Btrfs
| Developer(s) | SUSE, Meta, Western Digital, Oracle Corporation, Fujitsu, Fusion-io, Intel, The Linux Foundation, Red Hat, and Strato AG |
|---|---|
| Full name | B-tree file system |
| Introduced | March 23, 2009 with Linux kernel 2.6.29 |
| Partition IDs | |
| Structures | |
| Directory contents | B-tree |
| File allocation | Extents |
| Bad blocks | None recorded |
| Limits | |
| Max volume size | 16 EiB |
| Max file size | 16 EiB |
| Max no. of files | 264 |
| Max filename length | 255 ASCII characters (fewer for multibyte character encodings such as Unicode) |
| Allowed filename characters | All except '/' and NUL ('\0') |
| Features | |
| Dates recorded | Creation (otime), modification (mtime), attribute modification (ctime), and access (atime) |
| Date range | 64-bit signed int offset from 1970-01-01T00:00:00Z |
| Date resolution | Nanosecond |
| Attributes | POSIX and extended attributes |
| File system permissions | Unix permissions, POSIX ACLs |
| Transparent compression | Yes (zlib, LZO and (since 4.14) ZSTD) |
| Transparent encryption | Planned |
| Data deduplication | Yes |
| Copy-on-write | Yes |
| Other | |
| Supported operating systems | Linux, Windows, ReactOS |
| Website | btrfs |
Btrfs (pronounced as "better F S", "butter F S", "b-tree F S", or "B.T.R.F.S.") is a computer storage format that combines a file system based on the copy-on-write (COW) principle with a logical volume manager (distinct from Linux's LVM), developed together. It was created by Chris Mason in 2007 for use in Linux, and since November 2013, the file system's on-disk format has been declared stable in the Linux kernel.
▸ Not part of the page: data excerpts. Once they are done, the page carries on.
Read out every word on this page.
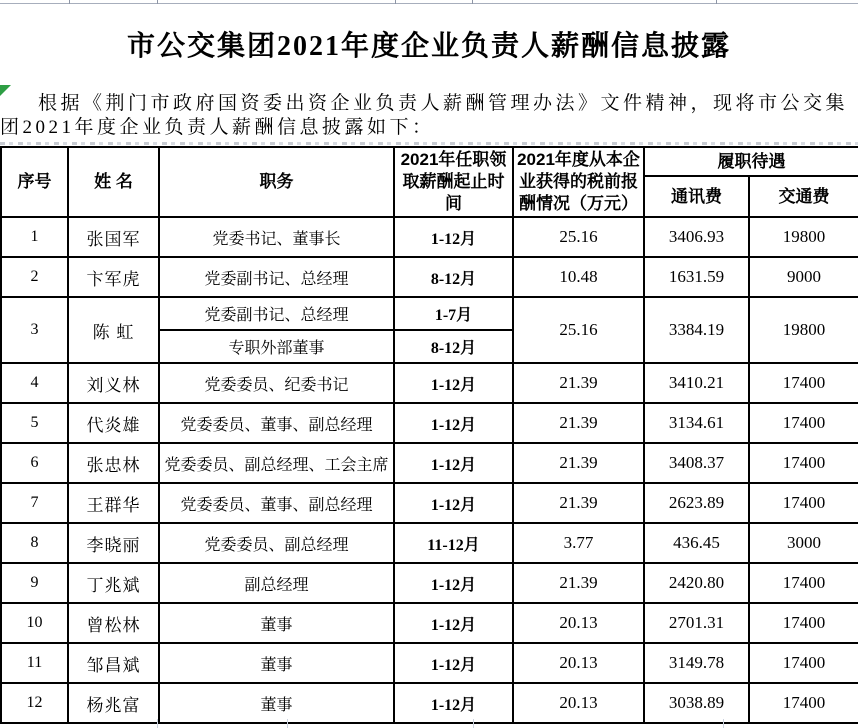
市公交集团2021年度企业负责人薪酬信息披露
根据《荆门市政府国资委出资企业负责人薪酬管理办法》文件精神，现将市公交集团2021年度企业负责人薪酬信息披露如下：
序号	姓 名	职务	2021年任职领取薪酬起止时间	2021年度从本企业获得的税前报酬情况（万元）	履职待遇	
					通讯费	交通费
1	张国军	党委书记、董事长	1-12月	25.16	3406.93	19800
2	卞军虎	党委副书记、总经理	8-12月	10.48	1631.59	9000
3	陈 虹	党委副书记、总经理	1-7月	25.16	3384.19	19800
		专职外部董事	8-12月			
4	刘义林	党委委员、纪委书记	1-12月	21.39	3410.21	17400
5	代炎雄	党委委员、董事、副总经理	1-12月	21.39	3134.61	17400
6	张忠林	党委委员、副总经理、工会主席	1-12月	21.39	3408.37	17400
7	王群华	党委委员、董事、副总经理	1-12月	21.39	2623.89	17400
8	李晓丽	党委委员、副总经理	11-12月	3.77	436.45	3000
9	丁兆斌	副总经理	1-12月	21.39	2420.80	17400
10	曾松林	董事	1-12月	20.13	2701.31	17400
11	邹昌斌	董事	1-12月	20.13	3149.78	17400
12	杨兆富	董事	1-12月	20.13	3038.89	17400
Btrfs is intended to address the lack of pooling, snapshots, integrity checking, data scrubbing, and integral multi-device spanning in Linux file systems. Mason, the principal Btrfs author, stated that its goal was "to let [Linux] scale for the storage that will be available. Scaling is not just about addressing the storage but also means being able to administer and to manage it with a clean interface that lets people see what's being used and makes it more reliable".